Google a mis en place un système de notation des marques de politesse des enfants, mesure jugée éducative par les parents. Dans quelle mesure peut-on considérer que l'intelligence artificielle interroge le sens que l'on construit autour de l'objet ? 

L’IA interroge le sens que l’on construit autour des objets dans la mesure où la première réaction est de se dire qu’il est étrange de se montrer poli, courtois ou bienveillant envers un objet, parce qu’il est inanimé et donc pas humain. Cependant, si l’on questionne plus avant notre rapport aux objets, nous nous apercevons que nous nous montrons déjà courtois et respectueux envers certains objets : ceux auxquels nous tenons.

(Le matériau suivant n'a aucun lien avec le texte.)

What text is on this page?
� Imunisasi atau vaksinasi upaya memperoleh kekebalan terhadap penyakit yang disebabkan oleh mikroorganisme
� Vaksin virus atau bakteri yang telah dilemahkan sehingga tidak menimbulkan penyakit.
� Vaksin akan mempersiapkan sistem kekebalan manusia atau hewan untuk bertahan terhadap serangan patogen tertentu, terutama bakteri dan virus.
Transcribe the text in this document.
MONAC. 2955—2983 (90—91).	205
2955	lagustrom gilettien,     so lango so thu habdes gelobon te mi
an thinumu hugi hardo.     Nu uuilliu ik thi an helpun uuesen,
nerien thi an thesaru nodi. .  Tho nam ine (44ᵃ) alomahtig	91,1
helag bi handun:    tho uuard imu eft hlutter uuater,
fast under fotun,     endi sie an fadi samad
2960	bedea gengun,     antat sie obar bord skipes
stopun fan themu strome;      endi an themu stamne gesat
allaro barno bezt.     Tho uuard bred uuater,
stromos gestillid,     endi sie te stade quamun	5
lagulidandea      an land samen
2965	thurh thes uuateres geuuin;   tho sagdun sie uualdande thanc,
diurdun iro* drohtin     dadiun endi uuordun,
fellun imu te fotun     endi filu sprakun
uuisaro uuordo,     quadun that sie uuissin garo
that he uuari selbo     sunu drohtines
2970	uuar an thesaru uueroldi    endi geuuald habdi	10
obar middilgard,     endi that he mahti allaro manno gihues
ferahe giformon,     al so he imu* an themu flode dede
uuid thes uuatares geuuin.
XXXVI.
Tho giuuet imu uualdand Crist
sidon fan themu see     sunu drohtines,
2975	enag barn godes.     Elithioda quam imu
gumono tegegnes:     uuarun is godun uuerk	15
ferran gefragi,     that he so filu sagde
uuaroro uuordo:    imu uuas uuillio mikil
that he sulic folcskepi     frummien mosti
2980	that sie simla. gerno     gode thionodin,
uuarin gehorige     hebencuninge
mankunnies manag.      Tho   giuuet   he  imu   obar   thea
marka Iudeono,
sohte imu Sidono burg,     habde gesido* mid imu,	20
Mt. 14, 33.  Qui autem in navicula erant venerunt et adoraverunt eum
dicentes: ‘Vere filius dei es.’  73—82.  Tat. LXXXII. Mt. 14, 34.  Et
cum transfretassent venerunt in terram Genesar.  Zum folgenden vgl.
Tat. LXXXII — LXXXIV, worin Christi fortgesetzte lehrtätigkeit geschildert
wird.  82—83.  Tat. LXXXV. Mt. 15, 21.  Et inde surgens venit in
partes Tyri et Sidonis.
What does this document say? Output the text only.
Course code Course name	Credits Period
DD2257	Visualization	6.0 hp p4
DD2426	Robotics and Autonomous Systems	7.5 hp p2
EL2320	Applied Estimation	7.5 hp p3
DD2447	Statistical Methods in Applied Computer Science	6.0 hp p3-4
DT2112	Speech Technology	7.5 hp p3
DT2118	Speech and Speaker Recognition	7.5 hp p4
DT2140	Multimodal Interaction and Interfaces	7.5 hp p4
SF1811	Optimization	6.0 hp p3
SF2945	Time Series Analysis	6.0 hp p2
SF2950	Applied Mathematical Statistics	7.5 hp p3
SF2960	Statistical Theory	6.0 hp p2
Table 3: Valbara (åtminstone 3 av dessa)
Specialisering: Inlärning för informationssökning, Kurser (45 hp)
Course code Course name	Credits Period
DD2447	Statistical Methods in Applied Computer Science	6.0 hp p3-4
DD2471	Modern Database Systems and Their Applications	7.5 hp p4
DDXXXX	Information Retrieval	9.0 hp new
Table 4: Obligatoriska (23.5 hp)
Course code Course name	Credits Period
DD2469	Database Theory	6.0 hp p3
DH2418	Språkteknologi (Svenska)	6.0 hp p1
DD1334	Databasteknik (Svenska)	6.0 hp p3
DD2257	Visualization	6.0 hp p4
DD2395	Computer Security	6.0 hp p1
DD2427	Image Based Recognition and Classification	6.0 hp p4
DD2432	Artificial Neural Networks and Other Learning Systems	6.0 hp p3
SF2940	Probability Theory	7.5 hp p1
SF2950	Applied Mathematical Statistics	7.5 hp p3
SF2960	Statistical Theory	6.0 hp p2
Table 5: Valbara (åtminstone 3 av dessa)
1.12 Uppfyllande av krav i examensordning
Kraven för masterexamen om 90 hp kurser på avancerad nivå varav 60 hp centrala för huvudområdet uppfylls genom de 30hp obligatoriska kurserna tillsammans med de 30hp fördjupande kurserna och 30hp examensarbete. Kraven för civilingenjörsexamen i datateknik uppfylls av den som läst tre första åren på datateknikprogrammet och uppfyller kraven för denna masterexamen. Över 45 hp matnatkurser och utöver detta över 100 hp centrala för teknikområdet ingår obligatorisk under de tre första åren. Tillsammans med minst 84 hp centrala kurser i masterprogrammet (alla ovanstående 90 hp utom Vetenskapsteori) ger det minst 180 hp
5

En général, nous sommes attachés aux objets que l’on considère soit comme une extension d’une autre personne, soit comme une extension de nous-mêmes. Les premiers peuvent être une photo que l’on garde précieusement en souvenir d’une personne décédée, ou un cadeau fait par une personne à qui on tient. Dans ce cas, nous nous montrons respectueux envers ces objets parce que nous les traitons comme la personne qu’ils représentent pour nous.

Les seconds sont des objets que l’on manie tous les jours et qui sont fondamentaux dans l’exercice de nos activités. Nos outils de travail par exemple. Il arrive souvent que quand un ordinateur « plante », son utilisateur s’adresse à la machine en lui disant « s’il-te-plaît ne me laisse pas tomber », bien que la machine ne puisse pas lui répondre…

Autrement dit, le fait d’interagir avec les objets comme s’ils étaient doués d’une forme d’humanité est une pratique que nous avons déjà. L’existence d’objets faits pour que l’on s’adresse à eux ne fait que mettre en évidence cette pratique et la renforcer.